Yargıtay Kararı 3. Hukuk Dairesi 2010/11741 E. 2010/16895 K. 19.10.2010 T.

YARGITAY KARARI
DAİRE : 3. Hukuk Dairesi
ESAS NO : 2010/11741
KARAR NO : 2010/16895
KARAR TARİHİ : 19.10.2010

MAHKEMESİ :AİLE MAHKEMESİ

Dava dilekçesinde nişanın bozulması nedeniyle 2.500 TL maddi ve 7.500 TL manevi tazminatın masraflarla birlikte davalı taraftan tahsili istenilmiştir. Mahkemece davanın kısmen kabulü cihetine gidilmiş, hüküm davalı vekili tarafından temyiz edilmiştir.
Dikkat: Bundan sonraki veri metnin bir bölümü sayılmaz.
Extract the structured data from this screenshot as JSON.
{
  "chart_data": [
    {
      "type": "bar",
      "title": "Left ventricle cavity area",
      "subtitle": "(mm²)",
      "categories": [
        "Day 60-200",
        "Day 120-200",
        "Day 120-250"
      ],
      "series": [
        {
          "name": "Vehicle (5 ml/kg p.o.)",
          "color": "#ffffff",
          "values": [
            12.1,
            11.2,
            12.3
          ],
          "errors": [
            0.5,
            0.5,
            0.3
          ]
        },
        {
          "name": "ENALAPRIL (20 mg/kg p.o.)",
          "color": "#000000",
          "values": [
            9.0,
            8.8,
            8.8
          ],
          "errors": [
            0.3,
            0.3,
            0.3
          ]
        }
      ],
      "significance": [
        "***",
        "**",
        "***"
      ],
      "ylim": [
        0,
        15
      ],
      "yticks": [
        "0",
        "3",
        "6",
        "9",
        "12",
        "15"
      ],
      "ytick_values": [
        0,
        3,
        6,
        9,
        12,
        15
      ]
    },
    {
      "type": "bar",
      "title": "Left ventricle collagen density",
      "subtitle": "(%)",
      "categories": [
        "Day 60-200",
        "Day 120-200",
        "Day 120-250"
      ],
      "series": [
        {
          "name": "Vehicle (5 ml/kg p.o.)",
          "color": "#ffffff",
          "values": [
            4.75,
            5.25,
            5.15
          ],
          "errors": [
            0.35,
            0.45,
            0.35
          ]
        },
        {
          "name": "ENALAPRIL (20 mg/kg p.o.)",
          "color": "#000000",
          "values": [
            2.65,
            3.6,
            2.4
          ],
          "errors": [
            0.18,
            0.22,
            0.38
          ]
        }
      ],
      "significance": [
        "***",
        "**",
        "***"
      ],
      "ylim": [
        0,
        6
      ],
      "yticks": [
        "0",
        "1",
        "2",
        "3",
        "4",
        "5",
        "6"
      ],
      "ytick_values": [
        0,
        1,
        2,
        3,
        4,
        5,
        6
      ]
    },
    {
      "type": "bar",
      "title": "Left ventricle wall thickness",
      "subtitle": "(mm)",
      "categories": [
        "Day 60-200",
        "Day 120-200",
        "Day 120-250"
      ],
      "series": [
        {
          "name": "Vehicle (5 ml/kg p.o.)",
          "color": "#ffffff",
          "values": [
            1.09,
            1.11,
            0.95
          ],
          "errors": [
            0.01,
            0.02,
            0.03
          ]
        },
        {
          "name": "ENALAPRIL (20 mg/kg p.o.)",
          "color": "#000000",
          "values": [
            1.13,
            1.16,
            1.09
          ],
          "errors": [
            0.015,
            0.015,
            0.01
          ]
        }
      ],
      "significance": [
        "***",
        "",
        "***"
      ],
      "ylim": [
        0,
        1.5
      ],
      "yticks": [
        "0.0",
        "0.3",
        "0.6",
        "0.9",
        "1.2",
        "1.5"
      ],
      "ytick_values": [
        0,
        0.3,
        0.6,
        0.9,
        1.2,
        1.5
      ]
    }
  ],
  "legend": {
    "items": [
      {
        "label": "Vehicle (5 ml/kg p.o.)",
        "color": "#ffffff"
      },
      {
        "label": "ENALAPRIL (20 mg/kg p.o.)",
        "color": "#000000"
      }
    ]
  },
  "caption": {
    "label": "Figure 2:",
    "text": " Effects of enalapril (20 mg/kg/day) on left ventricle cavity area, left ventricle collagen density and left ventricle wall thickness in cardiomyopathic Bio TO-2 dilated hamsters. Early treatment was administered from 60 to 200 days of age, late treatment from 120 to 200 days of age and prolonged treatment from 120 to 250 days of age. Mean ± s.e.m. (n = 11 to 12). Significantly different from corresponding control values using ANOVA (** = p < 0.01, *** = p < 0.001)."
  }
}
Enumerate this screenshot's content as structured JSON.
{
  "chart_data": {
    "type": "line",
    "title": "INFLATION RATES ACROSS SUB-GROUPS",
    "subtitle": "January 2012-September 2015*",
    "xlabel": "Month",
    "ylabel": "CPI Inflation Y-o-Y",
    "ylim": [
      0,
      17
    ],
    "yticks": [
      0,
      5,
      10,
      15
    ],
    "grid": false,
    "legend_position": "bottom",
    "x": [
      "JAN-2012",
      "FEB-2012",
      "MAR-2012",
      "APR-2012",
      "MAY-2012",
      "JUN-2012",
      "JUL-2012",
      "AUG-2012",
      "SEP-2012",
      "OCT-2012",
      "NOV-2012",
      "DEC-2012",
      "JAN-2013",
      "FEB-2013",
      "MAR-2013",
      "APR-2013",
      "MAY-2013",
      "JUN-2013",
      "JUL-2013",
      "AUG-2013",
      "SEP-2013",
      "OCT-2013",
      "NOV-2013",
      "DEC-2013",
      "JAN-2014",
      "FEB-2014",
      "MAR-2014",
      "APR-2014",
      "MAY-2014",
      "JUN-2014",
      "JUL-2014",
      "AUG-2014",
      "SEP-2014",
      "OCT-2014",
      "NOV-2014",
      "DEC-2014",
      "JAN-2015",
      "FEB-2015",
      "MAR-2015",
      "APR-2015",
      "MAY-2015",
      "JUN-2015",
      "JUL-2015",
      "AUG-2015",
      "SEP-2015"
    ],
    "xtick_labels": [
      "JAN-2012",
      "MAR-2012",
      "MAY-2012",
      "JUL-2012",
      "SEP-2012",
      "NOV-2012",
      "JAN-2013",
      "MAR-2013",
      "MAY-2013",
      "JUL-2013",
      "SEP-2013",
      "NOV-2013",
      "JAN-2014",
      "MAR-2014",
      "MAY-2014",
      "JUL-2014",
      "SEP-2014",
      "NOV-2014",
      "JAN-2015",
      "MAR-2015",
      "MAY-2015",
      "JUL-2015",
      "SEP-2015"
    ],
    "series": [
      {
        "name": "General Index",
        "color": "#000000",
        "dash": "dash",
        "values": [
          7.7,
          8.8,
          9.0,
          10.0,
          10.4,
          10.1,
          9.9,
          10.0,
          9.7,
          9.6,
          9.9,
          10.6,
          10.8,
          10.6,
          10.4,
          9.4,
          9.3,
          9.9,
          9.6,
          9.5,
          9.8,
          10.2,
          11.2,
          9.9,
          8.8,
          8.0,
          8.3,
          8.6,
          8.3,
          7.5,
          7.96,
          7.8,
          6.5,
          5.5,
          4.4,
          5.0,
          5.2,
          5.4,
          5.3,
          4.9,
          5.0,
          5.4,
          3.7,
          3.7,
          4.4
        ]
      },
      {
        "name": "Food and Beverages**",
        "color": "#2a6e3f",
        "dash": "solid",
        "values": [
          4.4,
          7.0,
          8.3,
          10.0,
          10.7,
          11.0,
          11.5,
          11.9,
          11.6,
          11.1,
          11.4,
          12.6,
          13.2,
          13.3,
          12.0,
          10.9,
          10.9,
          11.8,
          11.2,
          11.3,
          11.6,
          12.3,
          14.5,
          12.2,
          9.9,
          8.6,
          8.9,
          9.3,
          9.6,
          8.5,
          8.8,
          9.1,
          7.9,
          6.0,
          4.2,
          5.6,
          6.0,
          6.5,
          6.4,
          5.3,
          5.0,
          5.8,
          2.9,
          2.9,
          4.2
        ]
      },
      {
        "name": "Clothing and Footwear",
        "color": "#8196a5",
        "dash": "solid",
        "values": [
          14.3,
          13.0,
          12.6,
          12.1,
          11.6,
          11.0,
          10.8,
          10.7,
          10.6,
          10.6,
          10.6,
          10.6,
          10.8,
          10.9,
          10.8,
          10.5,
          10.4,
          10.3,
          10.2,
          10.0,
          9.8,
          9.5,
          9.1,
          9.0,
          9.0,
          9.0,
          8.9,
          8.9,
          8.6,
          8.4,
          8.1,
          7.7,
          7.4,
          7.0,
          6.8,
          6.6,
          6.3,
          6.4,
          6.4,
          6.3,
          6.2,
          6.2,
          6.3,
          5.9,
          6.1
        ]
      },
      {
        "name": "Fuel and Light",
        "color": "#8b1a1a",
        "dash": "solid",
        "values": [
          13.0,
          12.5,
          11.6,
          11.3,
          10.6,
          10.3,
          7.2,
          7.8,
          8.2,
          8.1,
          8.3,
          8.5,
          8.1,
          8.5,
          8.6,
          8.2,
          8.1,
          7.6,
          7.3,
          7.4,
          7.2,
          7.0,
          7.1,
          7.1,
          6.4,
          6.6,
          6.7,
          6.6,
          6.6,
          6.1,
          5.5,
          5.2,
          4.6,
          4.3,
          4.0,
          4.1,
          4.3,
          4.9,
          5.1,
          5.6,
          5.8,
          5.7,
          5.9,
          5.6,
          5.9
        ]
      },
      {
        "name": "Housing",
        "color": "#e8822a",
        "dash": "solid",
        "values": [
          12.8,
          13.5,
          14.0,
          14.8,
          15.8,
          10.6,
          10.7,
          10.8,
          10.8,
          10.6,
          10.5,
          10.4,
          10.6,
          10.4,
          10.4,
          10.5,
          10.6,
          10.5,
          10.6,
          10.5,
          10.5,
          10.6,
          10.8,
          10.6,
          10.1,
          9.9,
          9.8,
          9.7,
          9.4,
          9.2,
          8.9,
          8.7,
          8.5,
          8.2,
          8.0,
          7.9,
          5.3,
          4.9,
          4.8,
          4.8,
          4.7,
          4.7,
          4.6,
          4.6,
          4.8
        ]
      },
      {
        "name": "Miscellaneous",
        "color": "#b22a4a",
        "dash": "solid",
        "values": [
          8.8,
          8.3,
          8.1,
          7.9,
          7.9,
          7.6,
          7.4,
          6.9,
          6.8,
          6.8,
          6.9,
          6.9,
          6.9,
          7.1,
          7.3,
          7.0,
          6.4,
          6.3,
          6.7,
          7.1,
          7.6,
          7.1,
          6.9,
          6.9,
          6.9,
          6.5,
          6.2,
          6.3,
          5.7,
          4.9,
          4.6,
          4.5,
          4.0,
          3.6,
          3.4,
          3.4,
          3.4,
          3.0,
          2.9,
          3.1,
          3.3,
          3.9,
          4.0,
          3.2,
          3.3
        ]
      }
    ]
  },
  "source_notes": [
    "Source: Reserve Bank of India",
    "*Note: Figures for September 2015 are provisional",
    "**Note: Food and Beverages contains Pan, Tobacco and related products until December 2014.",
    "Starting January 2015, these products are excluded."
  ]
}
Y A R G I T A Y K A R A R I

Temyiz isteminin süresi içinde olduğu anlaşıldıktan sonra dosyadaki bütün kağıtlar okunup gereği düşünüldü.
Davacı vekili dilekçesi ile; müvekkili davacı ile davalının 19.04.2009 tarihinde nişanlandıklarını, altı ay sonra evlilik kararı aldıklarını; 31 Temmuz 2009 tarihine de nikah günü alıp, düğün salonunu da kiraladıklarını, ev tutup eşya aldıklarını; ancak, hiç bir neden yokken davalı tarafça nişanın bozulduğunu iddia ederek; fazlaya dair hak saklı kalmak üzere 2.500,00 TL maddi, 7.500,00 TL manevi tazminata karar verilmesini talep ve dava etmiştir.
Davalı vekili cevap dilekçesinde; iddiaların doğru olmadığını, tarafların hür iradeleri ile nişanı bozduklarını; aslında nişanın bozulmasında kusurun davacı tarafta olduğunu belierterek, davanın reddine istemiştir.
Mahkemece; “… nişanın bozulmasında davacının bir kusuru olmadığı, kusurun davalıdan kaynaklandığı anlaşıldığından”, davanın kısmen kabulü ile; 2.000 TL manevi, 2.300 TL maddi tazminatın davalıdan alınarak davacıya verilmesine karar verilmiş, hüküm davalı vekili tarafından süresinde temyiz edilmiştir.
HUMK’nun 247.maddesinde; yeminsiz dinlenecek kimseler tek tek sayılmış olup, 337 ve devamı maddelerinde de yeminin nasıl eda edileceği hususu düzenlenmiş bulunmaktadır. Mahkemece, tanık beyanları esas alınarak hüküm kurulmuştur. Oysa, davacı tanığı …’un yeminsiz olarak dinlendiği anlaşılmaktadır. Tanığın yeminsiz dinlenmesini gerektirecek bir sebep bulunmadığı gözetilmeden; usul ve yasaya aykırı olacak şekilde dinlenen tanık beyanlarının hükme esas alınmış olması doğru görülmemiş bozmayı gerektirmiştir.
Bu itibarla yukarıda açıklanan esaslar gözönünde tutulmaksızın yazılı şekilde hüküm tesisi isabetsiz, temyiz itirazları bu nedenlerle yerinde olduğundan kabulü ile hükmün HUMK.nun 428.maddesi gereğince BOZULMASINA ve şimdilik diğer yönlerin incelenmesine mahal olmadığına, peşin alınan temyiz harcının istek halinde temyiz edene iadesine 19.10.2010 gününde oybirliğiyle karar verildi.